Aktuelle Herausforderungen des Handwerks
Das hessische Handwerk sieht sich vielfältigen Herausforderungen gegenüber, darunter stark steigende Energiekosten, ein akuter Fachkräftemangel und wachsende bürokratische Hürden. Präsident Stefan Füll und Vizepräsident Alexander Repp äußerten beim Neujahrstreffen einen verhaltenen Optimismus für das Jahr 2025, während sie gleichsam auf die Sorgen hinwiesen. Rund 83% der Betriebe bewerten ihre Geschäftslage als „gut“ oder „befriedigend“, jedoch sanken die Auftragseingänge im Vergleich zum Vorjahr auf 65%. Fast ein Drittel der Betriebe verzeichnete Umsatzeinbußen, was die Dringlichkeit des Handelns verdeutlicht.

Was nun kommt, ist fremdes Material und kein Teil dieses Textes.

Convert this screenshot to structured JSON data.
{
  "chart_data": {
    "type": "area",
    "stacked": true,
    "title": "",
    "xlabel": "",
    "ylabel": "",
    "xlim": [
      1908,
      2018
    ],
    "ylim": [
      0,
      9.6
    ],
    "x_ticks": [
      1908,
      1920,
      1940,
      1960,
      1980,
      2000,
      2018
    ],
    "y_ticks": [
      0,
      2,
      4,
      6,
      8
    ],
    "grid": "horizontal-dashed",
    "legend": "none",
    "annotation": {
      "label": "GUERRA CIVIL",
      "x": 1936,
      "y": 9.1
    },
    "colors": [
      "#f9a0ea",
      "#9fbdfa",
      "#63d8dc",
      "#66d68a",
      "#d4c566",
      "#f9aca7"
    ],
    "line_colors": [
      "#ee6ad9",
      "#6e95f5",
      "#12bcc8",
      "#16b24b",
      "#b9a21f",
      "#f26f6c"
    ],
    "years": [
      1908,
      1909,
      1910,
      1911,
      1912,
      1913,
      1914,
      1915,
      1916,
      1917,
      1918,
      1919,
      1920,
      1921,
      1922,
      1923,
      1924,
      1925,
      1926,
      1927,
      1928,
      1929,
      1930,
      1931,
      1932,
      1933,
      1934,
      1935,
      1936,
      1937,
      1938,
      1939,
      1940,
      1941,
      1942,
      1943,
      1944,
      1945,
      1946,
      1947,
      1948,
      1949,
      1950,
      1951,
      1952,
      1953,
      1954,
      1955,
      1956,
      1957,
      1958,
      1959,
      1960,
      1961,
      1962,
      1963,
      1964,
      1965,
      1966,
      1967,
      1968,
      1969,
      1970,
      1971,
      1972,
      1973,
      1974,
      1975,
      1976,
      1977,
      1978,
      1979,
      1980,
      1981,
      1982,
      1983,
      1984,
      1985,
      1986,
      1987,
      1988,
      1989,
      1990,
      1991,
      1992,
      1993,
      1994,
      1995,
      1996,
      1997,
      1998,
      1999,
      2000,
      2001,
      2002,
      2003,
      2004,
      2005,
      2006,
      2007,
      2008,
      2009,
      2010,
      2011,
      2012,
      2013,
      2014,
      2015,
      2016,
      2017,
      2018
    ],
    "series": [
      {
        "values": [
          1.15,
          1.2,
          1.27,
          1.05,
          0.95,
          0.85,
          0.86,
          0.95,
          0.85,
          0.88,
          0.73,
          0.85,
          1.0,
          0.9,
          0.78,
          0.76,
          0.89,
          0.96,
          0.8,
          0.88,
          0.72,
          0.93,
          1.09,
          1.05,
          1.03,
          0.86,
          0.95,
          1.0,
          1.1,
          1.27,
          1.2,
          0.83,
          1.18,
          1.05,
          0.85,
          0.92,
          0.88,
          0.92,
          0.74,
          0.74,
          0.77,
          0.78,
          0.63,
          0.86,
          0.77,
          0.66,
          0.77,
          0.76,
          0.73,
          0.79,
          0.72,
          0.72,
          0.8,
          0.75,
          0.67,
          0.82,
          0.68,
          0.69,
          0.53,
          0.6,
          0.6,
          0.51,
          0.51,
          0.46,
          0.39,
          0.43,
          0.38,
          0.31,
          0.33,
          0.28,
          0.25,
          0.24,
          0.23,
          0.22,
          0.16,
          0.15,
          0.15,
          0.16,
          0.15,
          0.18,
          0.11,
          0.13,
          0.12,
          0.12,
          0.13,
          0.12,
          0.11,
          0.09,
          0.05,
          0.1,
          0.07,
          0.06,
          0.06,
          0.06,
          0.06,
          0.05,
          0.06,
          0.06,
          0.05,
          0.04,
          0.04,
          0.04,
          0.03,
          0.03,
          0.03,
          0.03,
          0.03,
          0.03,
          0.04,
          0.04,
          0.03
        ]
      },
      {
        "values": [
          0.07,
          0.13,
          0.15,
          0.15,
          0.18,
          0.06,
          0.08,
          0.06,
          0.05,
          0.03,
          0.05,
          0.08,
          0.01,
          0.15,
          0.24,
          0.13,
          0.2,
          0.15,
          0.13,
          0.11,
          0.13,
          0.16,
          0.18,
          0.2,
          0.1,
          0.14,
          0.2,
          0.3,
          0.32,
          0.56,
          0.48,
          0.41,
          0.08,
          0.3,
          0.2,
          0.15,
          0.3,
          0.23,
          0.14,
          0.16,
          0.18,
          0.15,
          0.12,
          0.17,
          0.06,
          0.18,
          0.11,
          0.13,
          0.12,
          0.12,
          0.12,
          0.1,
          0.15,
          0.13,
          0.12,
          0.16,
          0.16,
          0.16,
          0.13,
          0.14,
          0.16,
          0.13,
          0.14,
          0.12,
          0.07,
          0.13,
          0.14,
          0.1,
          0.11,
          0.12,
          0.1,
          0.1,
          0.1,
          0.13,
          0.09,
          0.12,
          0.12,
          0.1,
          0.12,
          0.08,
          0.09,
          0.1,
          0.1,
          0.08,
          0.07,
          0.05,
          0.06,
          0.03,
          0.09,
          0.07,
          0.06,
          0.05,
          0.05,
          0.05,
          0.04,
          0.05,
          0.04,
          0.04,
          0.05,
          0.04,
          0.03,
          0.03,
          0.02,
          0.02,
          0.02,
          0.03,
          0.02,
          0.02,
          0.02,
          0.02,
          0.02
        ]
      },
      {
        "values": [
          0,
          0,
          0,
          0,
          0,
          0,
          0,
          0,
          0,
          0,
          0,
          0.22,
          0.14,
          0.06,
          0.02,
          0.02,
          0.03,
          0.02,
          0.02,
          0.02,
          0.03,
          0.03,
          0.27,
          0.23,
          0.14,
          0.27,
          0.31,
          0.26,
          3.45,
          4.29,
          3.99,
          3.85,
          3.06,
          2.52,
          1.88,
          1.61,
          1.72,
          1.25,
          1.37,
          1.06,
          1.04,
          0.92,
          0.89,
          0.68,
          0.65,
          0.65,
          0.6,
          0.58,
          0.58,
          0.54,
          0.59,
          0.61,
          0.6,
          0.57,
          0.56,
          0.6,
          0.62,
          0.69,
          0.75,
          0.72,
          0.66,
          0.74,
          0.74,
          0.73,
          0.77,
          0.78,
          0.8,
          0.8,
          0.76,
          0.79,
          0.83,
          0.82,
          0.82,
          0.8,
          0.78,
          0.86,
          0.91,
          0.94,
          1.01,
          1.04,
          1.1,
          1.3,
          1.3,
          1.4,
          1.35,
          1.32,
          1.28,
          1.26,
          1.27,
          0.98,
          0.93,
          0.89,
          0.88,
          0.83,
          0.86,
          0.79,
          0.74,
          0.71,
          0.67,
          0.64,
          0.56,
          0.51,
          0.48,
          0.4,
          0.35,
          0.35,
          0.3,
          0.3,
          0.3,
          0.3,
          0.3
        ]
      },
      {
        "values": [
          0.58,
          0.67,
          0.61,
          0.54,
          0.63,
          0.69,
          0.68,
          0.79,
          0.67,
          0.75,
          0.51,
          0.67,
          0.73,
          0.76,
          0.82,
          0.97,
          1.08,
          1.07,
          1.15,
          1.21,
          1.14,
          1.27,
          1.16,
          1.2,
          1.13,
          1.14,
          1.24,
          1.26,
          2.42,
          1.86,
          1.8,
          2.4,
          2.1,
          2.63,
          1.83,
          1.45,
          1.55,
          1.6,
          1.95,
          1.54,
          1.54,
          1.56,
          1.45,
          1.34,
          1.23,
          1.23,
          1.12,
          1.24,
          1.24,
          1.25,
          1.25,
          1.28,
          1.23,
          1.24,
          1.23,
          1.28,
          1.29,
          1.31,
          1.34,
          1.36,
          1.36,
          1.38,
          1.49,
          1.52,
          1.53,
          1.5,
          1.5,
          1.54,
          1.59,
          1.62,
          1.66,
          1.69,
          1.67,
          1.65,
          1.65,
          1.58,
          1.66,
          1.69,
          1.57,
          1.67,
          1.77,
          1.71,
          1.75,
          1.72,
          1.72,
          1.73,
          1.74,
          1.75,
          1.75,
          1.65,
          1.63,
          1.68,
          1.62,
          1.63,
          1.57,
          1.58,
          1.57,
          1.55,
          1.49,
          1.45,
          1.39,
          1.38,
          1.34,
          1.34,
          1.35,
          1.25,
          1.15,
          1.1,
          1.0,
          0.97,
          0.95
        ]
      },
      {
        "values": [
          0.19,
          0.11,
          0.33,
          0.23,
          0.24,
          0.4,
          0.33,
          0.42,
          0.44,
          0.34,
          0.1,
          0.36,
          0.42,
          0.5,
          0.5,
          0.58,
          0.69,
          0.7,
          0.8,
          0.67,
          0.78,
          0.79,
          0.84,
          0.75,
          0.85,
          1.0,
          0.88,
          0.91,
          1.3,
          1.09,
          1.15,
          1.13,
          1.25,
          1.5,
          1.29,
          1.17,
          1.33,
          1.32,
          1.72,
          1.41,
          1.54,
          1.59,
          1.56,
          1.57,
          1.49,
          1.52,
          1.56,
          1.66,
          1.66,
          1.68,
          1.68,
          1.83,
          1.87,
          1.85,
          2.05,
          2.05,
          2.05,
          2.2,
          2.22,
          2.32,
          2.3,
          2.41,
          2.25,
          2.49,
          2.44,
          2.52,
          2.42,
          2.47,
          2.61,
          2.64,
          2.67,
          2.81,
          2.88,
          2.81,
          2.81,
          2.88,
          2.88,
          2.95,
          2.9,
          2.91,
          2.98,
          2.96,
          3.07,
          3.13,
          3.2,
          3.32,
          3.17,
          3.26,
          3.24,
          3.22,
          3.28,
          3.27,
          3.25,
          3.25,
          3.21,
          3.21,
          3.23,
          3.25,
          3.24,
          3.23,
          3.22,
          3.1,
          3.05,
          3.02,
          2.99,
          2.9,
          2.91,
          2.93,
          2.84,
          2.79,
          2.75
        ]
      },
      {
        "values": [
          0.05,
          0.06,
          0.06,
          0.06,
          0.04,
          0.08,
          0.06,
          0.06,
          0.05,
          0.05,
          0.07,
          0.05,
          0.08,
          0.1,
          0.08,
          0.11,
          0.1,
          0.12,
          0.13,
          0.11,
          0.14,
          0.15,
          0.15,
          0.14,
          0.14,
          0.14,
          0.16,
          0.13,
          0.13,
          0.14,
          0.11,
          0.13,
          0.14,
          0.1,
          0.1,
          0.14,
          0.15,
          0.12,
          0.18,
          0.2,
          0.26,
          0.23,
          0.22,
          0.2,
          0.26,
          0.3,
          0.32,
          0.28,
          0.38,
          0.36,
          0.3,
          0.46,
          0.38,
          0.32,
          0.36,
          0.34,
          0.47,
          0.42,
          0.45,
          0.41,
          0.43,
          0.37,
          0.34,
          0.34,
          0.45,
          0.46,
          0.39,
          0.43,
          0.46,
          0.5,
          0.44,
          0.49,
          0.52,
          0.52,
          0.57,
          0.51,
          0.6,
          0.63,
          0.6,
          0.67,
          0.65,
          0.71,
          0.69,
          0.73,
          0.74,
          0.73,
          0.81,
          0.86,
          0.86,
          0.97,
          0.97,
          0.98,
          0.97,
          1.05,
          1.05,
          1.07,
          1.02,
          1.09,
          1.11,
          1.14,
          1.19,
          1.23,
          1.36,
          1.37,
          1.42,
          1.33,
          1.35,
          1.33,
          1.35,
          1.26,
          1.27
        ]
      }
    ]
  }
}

Darüber hinaus ist die Betriebsauslastung mit 9,5 Wochen und einem Niveau von 78% ein besorgniserregendes Zeichen. Die Branchen zeigen unterschiedliche Entwicklungen: Während das Bauhauptgewerbe stabil bleibt, verzeichnet das Nahrungsmittelhandwerk einen Aufwärtstrend, während persönliche Dienstleistungen stark leiden. Diese wirtschaftliche Situation erfordert dringend mittelstandsfreundliche Rahmenbedingungen, um einen möglichen leichten Aufschwung, vor allem in der zweiten Jahreshälfte, zu ermöglichen.
Fachkräftemangel und Ausbildung
Der Fachkräftemangel ist eine der größten Herausforderungen. Aktuell fehlen im hessischen Handwerk etwa 17.500 Fachkräfte. Etwa 18% der Betriebe berichten von einem gesunkenen Beschäftigtenstand, was insbesondere auf den Fachkräftemangel zurückzuführen ist. Um dem entgegenzuwirken, wurden Initiativen wie die Einführung des kostenfreien Meisterbriefs und Praktikumswochen in die Wege geleitet. Eine stärkere Berufsorientierung an Schulen sowie die Förderung der dualen Ausbildung sind entscheidend, um Jugendliche für eine Karriere im Handwerk zu gewinnen.
Die Ausbildungsbilanz für 2023 zeigt jedoch einen Rückgang von 1,8% bei neu eingetragenen Lehrverträgen, was auf die Notwendigkeit einer Neuorganisation der Berufsschulstandorte hinweist. Aktuell bleiben rund 1.400 Ausbildungsplätze in Hessen unbesetzt. Eine tiefere gesellschaftliche Anerkennung der dualen Ausbildung sowie Vorschläge für ein Freiwilliges Handwerksjahr sind Teil der notwendigen Maßnahmen, um den Fachkräftemangel nachhaltig zu bekämpfen. Die Situation ist besonders in Berufen wie Bauelektrik und Sanitär-, Heizungs- und Klimatechnik kritisch, wo zwei von fünf offenen Stellen nicht besetzt werden konnten.
Wie von wiesbaden-lebt.de berichtet, ist der Fachkräftemangel nicht nur auf fehlende Bewerbungen zurückzuführen. Die Zahl der offenen Stellen in Handwerksberufen stieg im Jahr 2022 auf einen Rekordwert von rund 236.818. Die gute Konjunktur im Bauhandwerk und politische Maßnahmen zur Förderung von Wohnungsbau und Klimaschutz haben die Nachfrage nach Handwerkern weiter erhöht. Die duale Ausbildung bleibt daher das Mittel der Wahl, um diesen Engpass zu adressieren und zukünftige Fachkräfte auszubilden.
Vor diesem Hintergrund fordert die Handwerkskammer eine verbesserte Berufsorientierung, insbesondere an Gymnasien, und schlägt vor, ein Unterrichtsfach „Werken/Technik“ an hessischen Schulen zu etablieren. Die kommenden Monate werden entscheidend sein, um die gesetzten Ziele zu erreichen und das Handwerk in Hessen langfristig zu stärken.